A: Let me offer another viewpoint.  By a Feynman-Kac formula, a solution to $$
\partial_t m(t, y) = -b \partial_y m(t,y) + \frac{1}{2} \sigma^2 \partial_y^2 m(t,y) \;, ~~ m(0,y) = m_0(y)\;, ~~ m(t,0) = m(t,1) = 0\;,
$$ admits the following stochastic representation
$$
m(t, y) = \mathbb{E}_y \{ 1_{\{T \ge t\}} m_0(Z_t) \} 
$$
where $\mathbb{E}_y$ is an expected value over the process which satisfies
$$
Z_t = y - b t + \sigma W_t
$$
and $T$ is the first exit time of $Z$ from $(0,1)$. Alternatively, one can write $m(t,y)$ as
$$
m(t, y) = \mathbb{E}_y  \{  m_0(Z_t) \mid T \ge t \} \mathbb{P}_y(T \ge t)  
$$
Due to the truncation of $X$, there does not seem to be a simple relation between this $m(t,y)$ and the transition density of $Y$.
Add
In this addendum, I briefly explain how $m(t,y)$ is related to the transition density of $Z$ in the unbounded case where, as @kenneth states, $$
m(t, y) = \mathbb{E}_y m_0(Z_t) 
$$ satisfies  $$
\partial_t m(t, y) = -b \partial_y m(t,y) + \frac{1}{2} \sigma^2 \partial_y^2 m(t,y) \;, ~~ m(0,y) = m_0(y)\;.

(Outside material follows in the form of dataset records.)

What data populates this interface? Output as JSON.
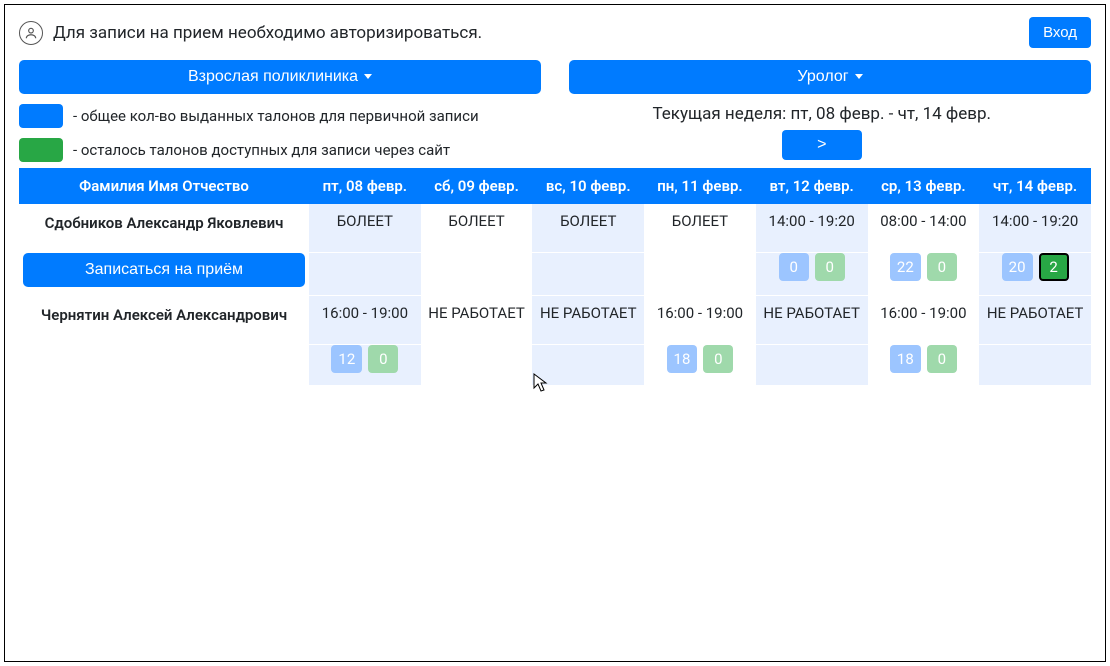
{
  "notice": "Для записи на прием необходимо авторизироваться.",
  "login": "Вход",
  "clinic_dropdown": "Взрослая поликлиника",
  "specialty_dropdown": "Уролог",
  "legend": {
    "total": "- общее кол-во выданных талонов для первичной записи",
    "available": "- осталось талонов доступных для записи через сайт"
  },
  "week_label": "Текущая неделя: пт, 08 февр. - чт, 14 февр.",
  "next_btn": ">",
  "headers": {
    "name": "Фамилия Имя Отчество",
    "days": [
      "пт, 08 февр.",
      "сб, 09 февр.",
      "вс, 10 февр.",
      "пн, 11 февр.",
      "вт, 12 февр.",
      "ср, 13 февр.",
      "чт, 14 февр."
    ]
  },
  "book_label": "Записаться на приём",
  "doctors": [
    {
      "name": "Сдобников Александр Яковлевич",
      "days": [
        {
          "text": "БОЛЕЕТ"
        },
        {
          "text": "БОЛЕЕТ"
        },
        {
          "text": "БОЛЕЕТ"
        },
        {
          "text": "БОЛЕЕТ"
        },
        {
          "text": "14:00 - 19:20",
          "total": "0",
          "avail": "0"
        },
        {
          "text": "08:00 - 14:00",
          "total": "22",
          "avail": "0"
        },
        {
          "text": "14:00 - 19:20",
          "total": "20",
          "avail": "2",
          "active": true
        }
      ]
    },
    {
      "name": "Чернятин Алексей Александрович",
      "days": [
        {
          "text": "16:00 - 19:00",
          "total": "12",
          "avail": "0"
        },
        {
          "text": "НЕ РАБОТАЕТ"
        },
        {
          "text": "НЕ РАБОТАЕТ"
        },
        {
          "text": "16:00 - 19:00",
          "total": "18",
          "avail": "0"
        },
        {
          "text": "НЕ РАБОТАЕТ"
        },
        {
          "text": "16:00 - 19:00",
          "total": "18",
          "avail": "0"
        },
        {
          "text": "НЕ РАБОТАЕТ"
        }
      ]
    }
  ]
}
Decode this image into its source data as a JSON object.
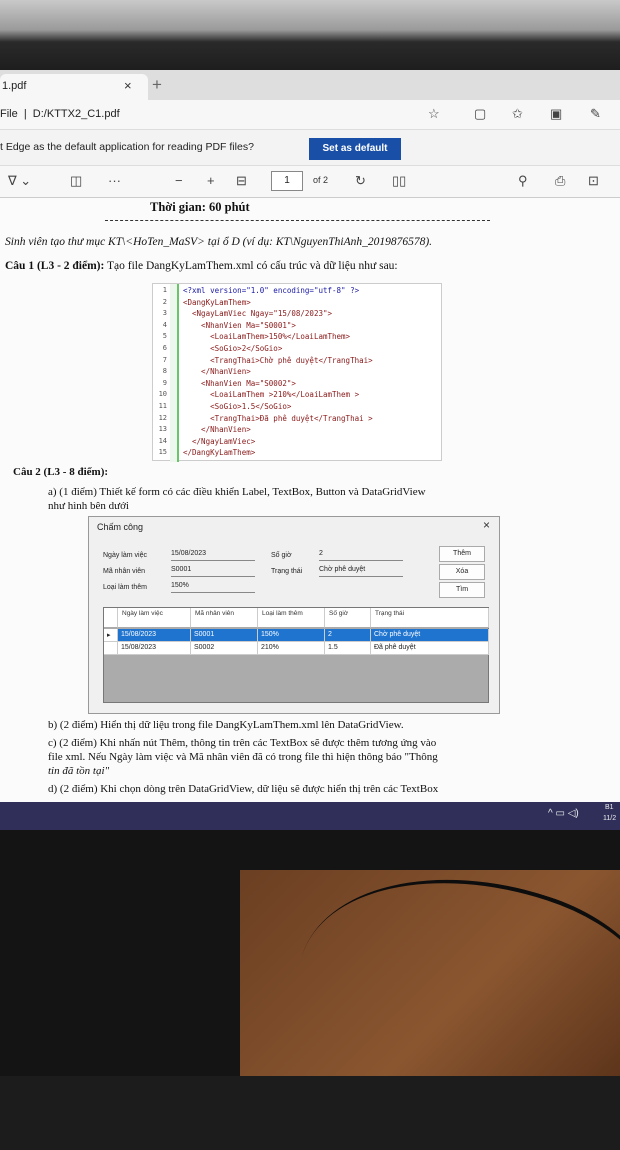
{
  "browser": {
    "tab_title": "1.pdf",
    "tab_close": "×",
    "new_tab": "+",
    "address": "File  |  D:/KTTX2_C1.pdf",
    "info_text": "t Edge as the default application for reading PDF files?",
    "set_default_label": "Set as default",
    "toolbar": {
      "minus": "−",
      "plus": "+",
      "page_current": "1",
      "page_total": "of 2"
    }
  },
  "document": {
    "time_line": "Thời gian:  60 phút",
    "instruction": "Sinh viên tạo thư mục KT\\<HoTen_MaSV> tại ổ D (ví dụ: KT\\NguyenThiAnh_2019876578).",
    "q1_heading": "Câu 1 (L3 - 2 điểm):",
    "q1_text": " Tạo file DangKyLamThem.xml có cấu trúc và dữ liệu như sau:",
    "xml_lines": [
      {
        "n": "1",
        "code": "<?xml version=\"1.0\" encoding=\"utf-8\" ?>"
      },
      {
        "n": "2",
        "code": "<DangKyLamThem>"
      },
      {
        "n": "3",
        "code": "  <NgayLamViec Ngay=\"15/08/2023\">"
      },
      {
        "n": "4",
        "code": "    <NhanVien Ma=\"S0001\">"
      },
      {
        "n": "5",
        "code": "      <LoaiLamThem>150%</LoaiLamThem>"
      },
      {
        "n": "6",
        "code": "      <SoGio>2</SoGio>"
      },
      {
        "n": "7",
        "code": "      <TrangThai>Chờ phê duyệt</TrangThai>"
      },
      {
        "n": "8",
        "code": "    </NhanVien>"
      },
      {
        "n": "9",
        "code": "    <NhanVien Ma=\"S0002\">"
      },
      {
        "n": "10",
        "code": "      <LoaiLamThem >210%</LoaiLamThem >"
      },
      {
        "n": "11",
        "code": "      <SoGio>1.5</SoGio>"
      },
      {
        "n": "12",
        "code": "      <TrangThai>Đã phê duyệt</TrangThai >"
      },
      {
        "n": "13",
        "code": "    </NhanVien>"
      },
      {
        "n": "14",
        "code": "  </NgayLamViec>"
      },
      {
        "n": "15",
        "code": "</DangKyLamThem>"
      }
    ],
    "q2_heading": "Câu 2 (L3 - 8 điểm):",
    "q2a_line1": "a) (1 điểm) Thiết kế form có các điều khiển Label, TextBox, Button và DataGridView",
    "q2a_line2": "như hình bên dưới",
    "q2b": "b) (2 điểm) Hiển thị dữ liệu trong file DangKyLamThem.xml lên DataGridView.",
    "q2c_line1": "c) (2 điểm) Khi nhấn nút Thêm, thông tin trên các TextBox sẽ được thêm tương ứng vào",
    "q2c_line2": "file xml. Nếu Ngày làm việc và Mã nhân viên đã có trong file thì hiện thông báo \"Thông",
    "q2c_line3": "tin đã tồn tại\"",
    "q2d": "d) (2 điểm) Khi chọn dòng trên DataGridView, dữ liệu sẽ được hiển thị trên các TextBox"
  },
  "form": {
    "title": "Chấm công",
    "close": "×",
    "labels": {
      "ngay": "Ngày làm việc",
      "ma": "Mã nhân viên",
      "loai": "Loại làm thêm",
      "sogio": "Số giờ",
      "trangthai": "Trạng thái"
    },
    "values": {
      "ngay": "15/08/2023",
      "ma": "S0001",
      "loai": "150%",
      "sogio": "2",
      "trangthai": "Chờ phê duyệt"
    },
    "buttons": {
      "them": "Thêm",
      "xoa": "Xóa",
      "tim": "Tìm"
    },
    "grid": {
      "headers": [
        "Ngày làm việc",
        "Mã nhân viên",
        "Loại làm thêm",
        "Số giờ",
        "Trạng thái"
      ],
      "rows": [
        [
          "15/08/2023",
          "S0001",
          "150%",
          "2",
          "Chờ phê duyệt"
        ],
        [
          "15/08/2023",
          "S0002",
          "210%",
          "1.5",
          "Đã phê duyệt"
        ]
      ],
      "row_indicator": "▸"
    }
  },
  "taskbar": {
    "tray": "^ ▭ ◁)",
    "clock_day": "B1",
    "clock_date": "11/2"
  }
}
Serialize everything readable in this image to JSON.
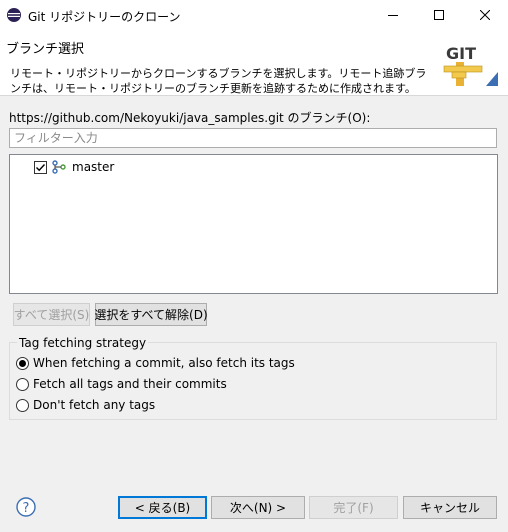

$$  To obtain the corresponding Fokker-Planck equation for the transition density $p(t,y,\xi)$ of the process $Z$, one "differentiates under the integral sign" and integrates by parts to get \begin{align*}
\partial_t \mathbb{E}_y m_0(Z_t)  &= \int_{\mathbb{R}}  m_0(\xi) \partial_t p(t,y,\xi) d\xi \\
&= \int_{\mathbb{R}}  \left( - b  m_0'(\xi) + \frac{1}{2} \sigma^2  m_0''(\xi) \right) p(t,y,\xi) d\xi \\
&= \int_{\mathbb{R}} m_0(\xi) \left(  b \partial_{\xi} p(t,y,\xi) + \frac{1}{2} \sigma^2 \partial_{\xi}^2 p(t,y,\xi) \right) d\xi
\end{align*}
 Hence, we get $$
\int_{\mathbb{R}} m_0(\xi) \left( - \partial_t p(t,y,\xi) +  b \partial_{\xi} p(t,y,\xi) + \frac{1}{2} \sigma^2 \partial_{\xi}^2 p(t,y,\xi) \right) d\xi = 0
$$ If this holds for all $m_0 \in C_0^2(\mathbb{R})$, then one gets the Fokker-Planck equation $$
\partial_t p(t,y,\xi) =  b \partial_{\xi} p(t,y,\xi) + \frac{1}{2} \sigma^2 \partial_{\xi}^2 p(t,y,\xi)
$$  If I'm not mistaken, this procedure can't be repeated in the bounded case under consideration.